Under the rule of the Qajar dynasty (1785–1925), forms of public execution included hanging, throwing the condemned from the city walls, tying them to the mouth of a cannon and blowing them apart, suffocating them in a carpet, or re-enacting the crime on the criminal. There was also Sham'i ajjin, which entailed making multiple incisions in the body and then lighting candles in the cuts until the person died. Before being brought onto the public scaffold, the condemned was paraded through the bazaar. By 1890, public hanging replaced more exotic forms of execution. Whereas the failed assassin of Naser al-Din Shah in 1850 died by Sham'i ajjin, and then had his body quartered and blown from cannons, the assassin of Naser al-Din in 1896 was publicly hanged. Judicial reform came with the Persian Constitutional Revolution. In 1909, executions were restricted to hanging and firing squad.

Pahlavi dynasty

Judicial reform progressed in the late 1920s after Rezā Shāh consolidated Pahlavi rule (1925–1979). Executions were largely removed from the public view, and capital punishment was primarily restricted to murder, high treason, and armed rebellion. One rare public execution during this period was the hanging of the doctor of Tehran's Central Jail shortly after Reza Shah was deposed. The doctor and three others were found guilty of murdering political prisoners.

Islamic Republic of Iran

Following the Islamic Revolution of 1979 and the establishment of the Islamic Republic, public executions became commonplace. The overwhelming majority of public executions were carried out by hanging. Often cranes mounted on trucks served as makeshift gallows. The condemned, and in some cases multiple prisoners, generally stood on a platform before a crowd in a stadium or square. The prisoner was lifted high off the ground by crane, with the rope around their neck, leading to a slower death by strangulation. In other instances, the condemned was placed standing on a stool, which was then abruptly removed, leaving the individual to suffocate to death but barely dangling off the ground. According to a 1990 Amnesty International report, "Flogging prior to execution is relatively common."

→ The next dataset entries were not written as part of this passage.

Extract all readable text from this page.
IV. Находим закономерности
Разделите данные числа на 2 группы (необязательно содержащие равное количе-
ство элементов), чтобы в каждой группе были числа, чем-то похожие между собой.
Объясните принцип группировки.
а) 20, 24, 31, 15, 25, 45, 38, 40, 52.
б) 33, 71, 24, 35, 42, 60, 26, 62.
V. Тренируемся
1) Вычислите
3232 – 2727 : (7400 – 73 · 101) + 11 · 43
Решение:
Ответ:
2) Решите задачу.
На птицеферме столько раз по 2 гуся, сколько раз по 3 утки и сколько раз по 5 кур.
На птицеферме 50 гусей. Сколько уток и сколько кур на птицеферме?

In some provincial towns, traditional forms of execution such as stoning were revived for moral offenses. At stonings, spectators are encouraged to participate by throwing stones at the condemned. In 1990, Amnesty International "recorded the first executions carried out by beheading in modern times in Iran."

In cases of murder the guardian, or a family member, of the victim has the right to perform the public execution or hire another person to do it.

Government authorities have generally avoided publicly executing political prisoners because it generates greater domestic and international outcry. Nonetheless, there have still been instances of political prisoners being publicly executed, in some cases under the pretense of them being drug traffickers. In prisons like Evin, political prisoners have been forced to watch or even participate in executions by removing dead bodies. In the 1980s, newly arrived inmates passed rows of hanged prisoners when entering through the main courtyard.

In 2008 Iran banned public execution; however, the moratorium has not gone into effect due to decisions by local provincial courts. One such case was reported in August 2014 when a child sexual abuser was hanged in Karaj, and in April 2015 when further two pedophiles were hanged in Mashhad.

Societal impact

In August 2013, a 12-year-old Iranian boy from the province of Kermanshah accidentally hanged himself while re-enacting a hanging with his younger 8-year-old brother. According to Radio Free Europe/Radio Liberty, the boy was "an unexpected victim of a culture of public executions that remains pervasive in the Islamic republic." Whenever executions are carried out publicly in Iran, children are often among the spectators. Iranian journalist Mokhtar Khandani said, "In Kermanshah, where I reside, I see in many places that street executions are carried out. At such venues, unfortunately I see a lot of children who are there and witness the scene. In the eyes of some children, it might seem like a game."